Rabbit, Run makes TCK Publishing bucket list of books

Is there a better companion to a global stay-at-home recommendation than a list of recommended books to read “before you die” . . . or resume normal activities?

TCK Publishing has 100 books they think everyone ought to read, and it’s no surprise that Updike’s Rabbit, Run made the list. It was the book that brought Updike fame in 1960, a response to Jack Kerouac’s On the Road that tried to show that, yes, you can “run” or road-trip to your heart’s delight as you seek to find America or yourself (whichever comes first), but that there are casualties, people you hurt when you leave them behind.

In selecting Rabbit, Run, TCK writes, “The story shows former high school basketball player Harry ‘Rabbit’ Angstrom who, at 26 years old, is trapped in an unexciting sales job and a passionless marriage. It traces his attempts to leave these constraints on his life.”

Updike was awarded a Guggenheim to finish the book, and its publication was celebrated roughly every ten years later with another Rabbit installment:  Rabbit Redux, Rabbit Is Rich, Rabbit at Rest, and (in Licks of Love), the novella “Rabbit Remembered.” Rabbit Is Rich and Rabbit at Rest each won the Pulitzer Prize for Fiction.

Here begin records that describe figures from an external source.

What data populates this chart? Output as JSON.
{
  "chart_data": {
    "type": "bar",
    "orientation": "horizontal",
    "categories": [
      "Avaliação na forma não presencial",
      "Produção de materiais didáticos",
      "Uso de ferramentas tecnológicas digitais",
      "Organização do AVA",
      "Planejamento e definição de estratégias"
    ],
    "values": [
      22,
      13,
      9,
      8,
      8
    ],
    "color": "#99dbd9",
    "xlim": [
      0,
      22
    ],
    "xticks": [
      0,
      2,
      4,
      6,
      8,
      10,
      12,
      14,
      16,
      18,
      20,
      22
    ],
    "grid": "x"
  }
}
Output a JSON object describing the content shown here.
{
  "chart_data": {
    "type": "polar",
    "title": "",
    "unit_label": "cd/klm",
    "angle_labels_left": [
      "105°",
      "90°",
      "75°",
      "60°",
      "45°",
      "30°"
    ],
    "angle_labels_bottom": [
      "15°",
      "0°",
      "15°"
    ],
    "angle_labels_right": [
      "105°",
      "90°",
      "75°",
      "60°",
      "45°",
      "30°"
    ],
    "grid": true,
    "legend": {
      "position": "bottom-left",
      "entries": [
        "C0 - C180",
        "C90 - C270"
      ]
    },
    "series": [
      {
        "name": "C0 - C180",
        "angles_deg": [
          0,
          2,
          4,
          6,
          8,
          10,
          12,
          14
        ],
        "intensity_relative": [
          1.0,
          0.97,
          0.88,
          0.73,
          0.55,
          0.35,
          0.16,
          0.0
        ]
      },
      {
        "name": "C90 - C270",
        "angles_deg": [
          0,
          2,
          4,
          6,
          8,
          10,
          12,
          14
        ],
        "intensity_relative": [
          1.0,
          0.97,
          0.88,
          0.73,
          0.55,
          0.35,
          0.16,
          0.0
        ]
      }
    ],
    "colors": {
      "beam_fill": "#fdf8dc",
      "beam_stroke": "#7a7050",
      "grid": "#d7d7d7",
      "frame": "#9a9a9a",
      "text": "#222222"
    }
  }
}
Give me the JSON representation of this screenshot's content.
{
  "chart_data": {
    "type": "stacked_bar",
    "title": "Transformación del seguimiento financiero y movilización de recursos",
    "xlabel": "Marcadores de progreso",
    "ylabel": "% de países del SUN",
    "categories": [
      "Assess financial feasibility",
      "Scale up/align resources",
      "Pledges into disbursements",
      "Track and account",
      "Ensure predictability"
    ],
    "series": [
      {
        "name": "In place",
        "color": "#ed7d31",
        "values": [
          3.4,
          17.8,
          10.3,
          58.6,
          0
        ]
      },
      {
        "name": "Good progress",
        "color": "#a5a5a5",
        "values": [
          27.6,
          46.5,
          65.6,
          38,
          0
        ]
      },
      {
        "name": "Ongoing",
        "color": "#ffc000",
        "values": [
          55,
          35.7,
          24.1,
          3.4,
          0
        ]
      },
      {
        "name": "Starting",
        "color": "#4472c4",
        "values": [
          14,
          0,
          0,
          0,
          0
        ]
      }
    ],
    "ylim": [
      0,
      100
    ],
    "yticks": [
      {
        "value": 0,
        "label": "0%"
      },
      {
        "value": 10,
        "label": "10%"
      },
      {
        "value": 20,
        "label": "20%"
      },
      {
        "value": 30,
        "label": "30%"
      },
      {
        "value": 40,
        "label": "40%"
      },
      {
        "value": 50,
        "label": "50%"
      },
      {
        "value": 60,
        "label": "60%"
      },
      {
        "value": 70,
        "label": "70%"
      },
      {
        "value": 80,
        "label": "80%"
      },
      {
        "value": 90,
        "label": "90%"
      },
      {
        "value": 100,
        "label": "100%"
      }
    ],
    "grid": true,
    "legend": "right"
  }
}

Updike libretto featured in new Boston Modern Orchestra Project release

It’s not available on CD yet, but Amazon has unlimited free streaming and MP3s of the new release from the Boston Modern Orchestra Project:  Gunther Schuller’s The Fisherman and His Wife, with libretto by John Updike. Full details are in the booklet provided by BMOP.

In reviewing the MP3s for NetTheatreGeek.com, Kitty Drexel writes,

The Fisherman and His Wife is based on the Grimm Fairytale. As forewarned by the orchestra, this isn’t your Dad’s happy-go-lucky, Disneyfied fairy tale. Schuller and librettist John Updike set the German tale with its depressing end. It tells of humanity’s great greed and warns that abusive marriages without respectful boundaries are doomed to fail.

“Once upon a time, somewhere in Germany or maybe in your own town by the sea, an impoverished Fisherman (Steven Goldstein) catches an enchanted flounder (David Kravitz). The flounder convinces the Fisherman that he is actually a prince! The Prince claims that he ‘shall not taste well.’

“Back at home, his Wife (Sondra Kelly) hurls abuse at the Fisherman for letting the Prince go. She says that the Fisherman should have asked the Prince for a wish. The Fisherman is confused. He likes his simple life. His home may only be as small as a vinegar jar but he has a loving wife, a loyal cat (Katrina Galka), and a home. The Wife convinces the Fisherman to go back to the Prince to ask for a luxurious cottage where they could live in ease. It’s the least the Prince could do since the Fisherman saved his life.

“As in all fairy tales, the Wife isn’t content with just a cottage. She tests the Prince’s powers. She demands from the Prince a castle, then a kingdom because she wants to be King, then to be Emporer, to be Pope, and then finally to be as powerful as God. Each time the simple Fisherman goes to the Prince and asks for the wishes that his wife demands. Each time the Prince grants the wish and tells the Fisherman to go home because the wish has been granted. Only the last wish bears unexpected results. The Fisherman, his Wife, and their Cat must learn to live with the consequences of their greed.”

Drexel concludes, “Schuller’s opera isn’t easily digestible for every age.  Adults hoping to introduce the next generation to opera could use The Fisherman and His Wife to do so. But, it will require critical discussion. On the other hand, John Updike’s clever lyrics are safe for the whole family.”